[Math] Prime numbers in binary.

prime numbers

So I am currently writing a computer program which among other things computes huge binary prime numbers. I am testing it on 16 digit numbers. So here is my question. So I generate 100 random odd numbers (aka a 16 digit string of binary numbers that begin and end with one). Then using the fact that
$$
\pi(x) \approx \frac{x}{\log x}
$$
Then obviously a rough approximation of the number of primes I will generate find in this range with 100 random guess is
$$
2 * 100\frac{\left(\frac{2^{16}}{\log{2^{16}}}-\frac{2^{15}-1}{\log(2^{15}-1)} \right)}{2^{16}-2^{15}+1}
$$
since it would be twice the number of primes in the range $[2^{15}-1,2^{16}]$ since I am only considering odd numbers.
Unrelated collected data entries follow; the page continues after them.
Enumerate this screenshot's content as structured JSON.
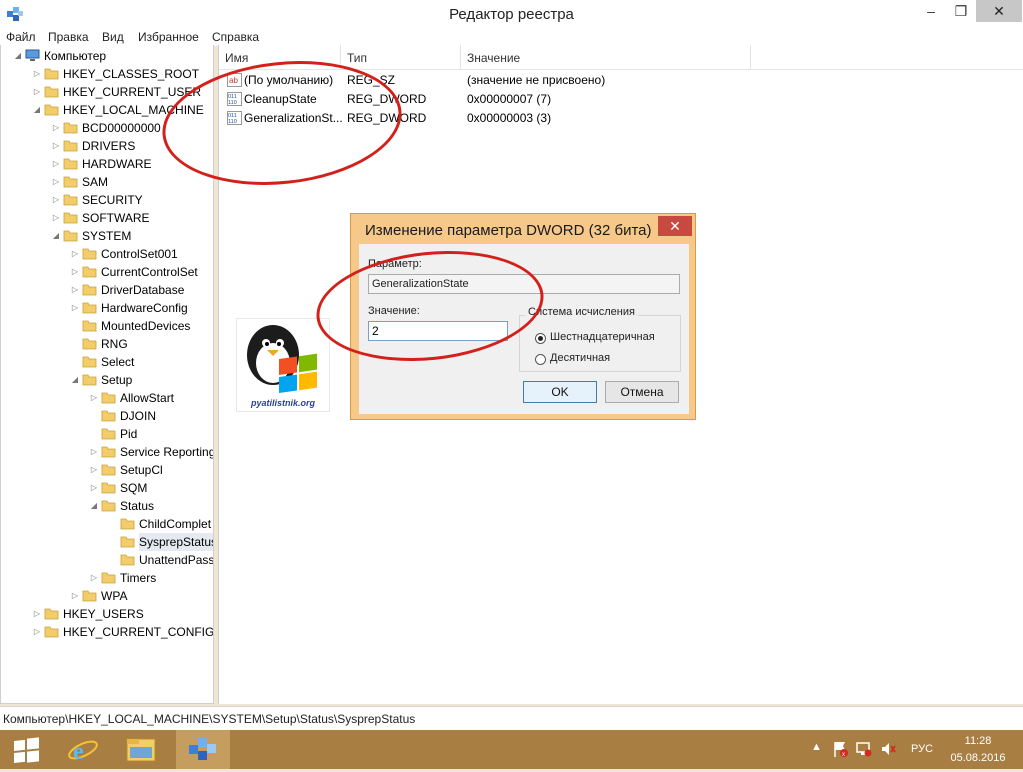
{
  "window": {
    "title": "Редактор реестра",
    "min_glyph": "–",
    "max_glyph": "❐",
    "close_glyph": "✕"
  },
  "menu": [
    "Файл",
    "Правка",
    "Вид",
    "Избранное",
    "Справка"
  ],
  "tree": [
    {
      "label": "Компьютер",
      "arrow": "◢"
    },
    {
      "label": "HKEY_CLASSES_ROOT",
      "arrow": "▷"
    },
    {
      "label": "HKEY_CURRENT_USER",
      "arrow": "▷"
    },
    {
      "label": "HKEY_LOCAL_MACHINE",
      "arrow": "◢"
    },
    {
      "label": "BCD00000000",
      "arrow": "▷"
    },
    {
      "label": "DRIVERS",
      "arrow": "▷"
    },
    {
      "label": "HARDWARE",
      "arrow": "▷"
    },
    {
      "label": "SAM",
      "arrow": "▷"
    },
    {
      "label": "SECURITY",
      "arrow": "▷"
    },
    {
      "label": "SOFTWARE",
      "arrow": "▷"
    },
    {
      "label": "SYSTEM",
      "arrow": "◢"
    },
    {
      "label": "ControlSet001",
      "arrow": "▷"
    },
    {
      "label": "CurrentControlSet",
      "arrow": "▷"
    },
    {
      "label": "DriverDatabase",
      "arrow": "▷"
    },
    {
      "label": "HardwareConfig",
      "arrow": "▷"
    },
    {
      "label": "MountedDevices",
      "arrow": ""
    },
    {
      "label": "RNG",
      "arrow": ""
    },
    {
      "label": "Select",
      "arrow": ""
    },
    {
      "label": "Setup",
      "arrow": "◢"
    },
    {
      "label": "AllowStart",
      "arrow": "▷"
    },
    {
      "label": "DJOIN",
      "arrow": ""
    },
    {
      "label": "Pid",
      "arrow": ""
    },
    {
      "label": "Service Reporting",
      "arrow": "▷"
    },
    {
      "label": "SetupCl",
      "arrow": "▷"
    },
    {
      "label": "SQM",
      "arrow": "▷"
    },
    {
      "label": "Status",
      "arrow": "◢"
    },
    {
      "label": "ChildComplet",
      "arrow": ""
    },
    {
      "label": "SysprepStatus",
      "arrow": ""
    },
    {
      "label": "UnattendPass",
      "arrow": ""
    },
    {
      "label": "Timers",
      "arrow": "▷"
    },
    {
      "label": "WPA",
      "arrow": "▷"
    },
    {
      "label": "HKEY_USERS",
      "arrow": "▷"
    },
    {
      "label": "HKEY_CURRENT_CONFIG",
      "arrow": "▷"
    }
  ],
  "columns": {
    "name": "Имя",
    "type": "Тип",
    "value": "Значение"
  },
  "values": [
    {
      "icon": "ab",
      "name": "(По умолчанию)",
      "type": "REG_SZ",
      "data": "(значение не присвоено)"
    },
    {
      "icon": "011",
      "name": "CleanupState",
      "type": "REG_DWORD",
      "data": "0x00000007 (7)"
    },
    {
      "icon": "011",
      "name": "GeneralizationSt...",
      "type": "REG_DWORD",
      "data": "0x00000003 (3)"
    }
  ],
  "logo": {
    "text": "pyatilistnik.org"
  },
  "dialog": {
    "title": "Изменение параметра DWORD (32 бита)",
    "close_glyph": "✕",
    "param_label": "Параметр:",
    "param_value": "GeneralizationState",
    "value_label": "Значение:",
    "value_input": "2",
    "base_label": "Система исчисления",
    "radio_hex": "Шестнадцатеричная",
    "radio_dec": "Десятичная",
    "selected_base": "hex",
    "ok": "OK",
    "cancel": "Отмена"
  },
  "status_path": "Компьютер\\HKEY_LOCAL_MACHINE\\SYSTEM\\Setup\\Status\\SysprepStatus",
  "taskbar": {
    "apps": [
      "start-icon",
      "internet-explorer-icon",
      "file-explorer-icon",
      "regedit-icon"
    ],
    "tray_lang": "РУС",
    "clock_time": "11:28",
    "clock_date": "05.08.2016"
  },
  "colors": {
    "annotation": "#d4201a",
    "dialog_frame": "#f6c98a",
    "taskbar": "#a87e43"
  }
}
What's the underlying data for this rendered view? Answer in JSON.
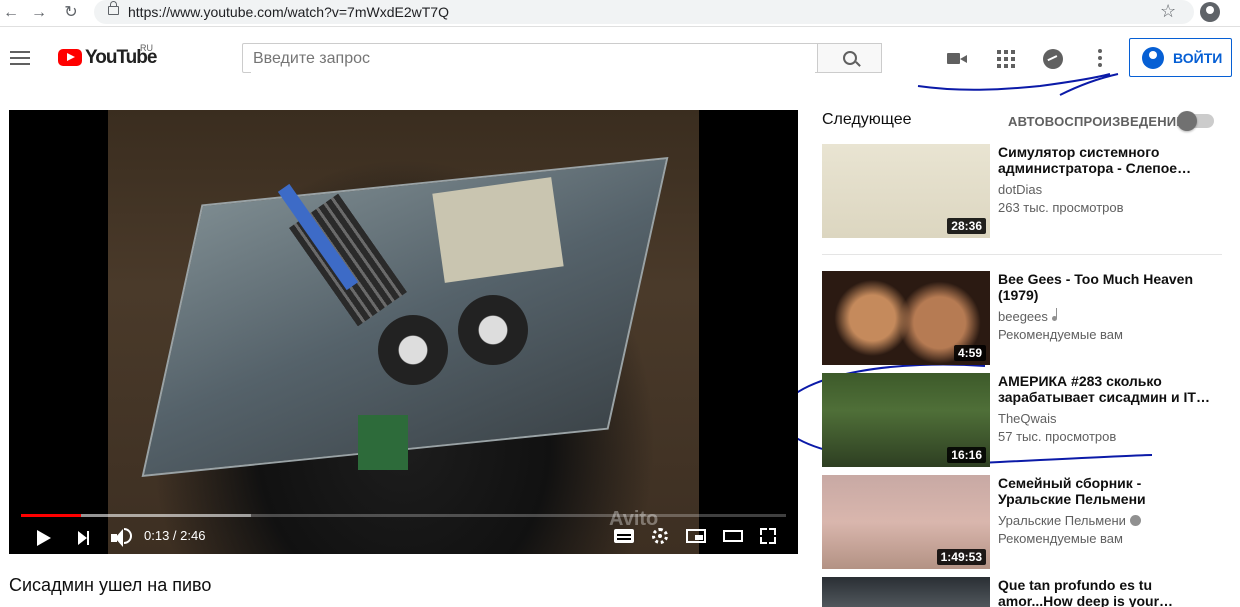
{
  "browser": {
    "url": "https://www.youtube.com/watch?v=7mWxdE2wT7Q"
  },
  "header": {
    "logo": "YouTube",
    "region": "RU",
    "search_placeholder": "Введите запрос",
    "signin_label": "ВОЙТИ"
  },
  "player": {
    "time": "0:13 / 2:46",
    "watermark": "Avito",
    "progress_played_fraction": 0.078,
    "progress_loaded_fraction": 0.3
  },
  "video": {
    "title": "Сисадмин ушел на пиво"
  },
  "sidebar": {
    "up_next": "Следующее",
    "autoplay": "АВТОВОСПРОИЗВЕДЕНИЕ",
    "autoplay_on": false,
    "items": [
      {
        "title": "Симулятор системного администратора - Слепое…",
        "channel": "dotDias",
        "meta": "263 тыс. просмотров",
        "duration": "28:36"
      },
      {
        "title": "Bee Gees - Too Much Heaven (1979)",
        "channel": "beegees",
        "meta": "Рекомендуемые вам",
        "duration": "4:59"
      },
      {
        "title": "АМЕРИКА #283 сколько зарабатывает сисадмин и IT…",
        "channel": "TheQwais",
        "meta": "57 тыс. просмотров",
        "duration": "16:16"
      },
      {
        "title": "Семейный сборник - Уральские Пельмени",
        "channel": "Уральские Пельмени",
        "meta": "Рекомендуемые вам",
        "duration": "1:49:53"
      },
      {
        "title": "Que tan profundo es tu amor...How deep is your…",
        "channel": "",
        "meta": "",
        "duration": ""
      }
    ]
  }
}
However this gives me about ~38 primes and my code is generating consistently 16-25. So is my math wrong or is this approximation not good for this (relatively) small values of $\pi(x)$.

Best Answer

In case the exact number helps, Mathematica can compute PrimePi[2^16] - PrimePi[2^15 - 1] to be $3030$. Choosing one-hundred odd integers uniformly at random from $[2^{15},2^{16}]$, the expected number of primes among them is $20200/10923\approx 18.4931$.

Calculating the approximation with the prime number theorem, I get approximately $16.8315$. The logarithms are supposed to be base-$e$: if I redo the calculation with base-$10$ logarithms, I get approximately $38.7559$.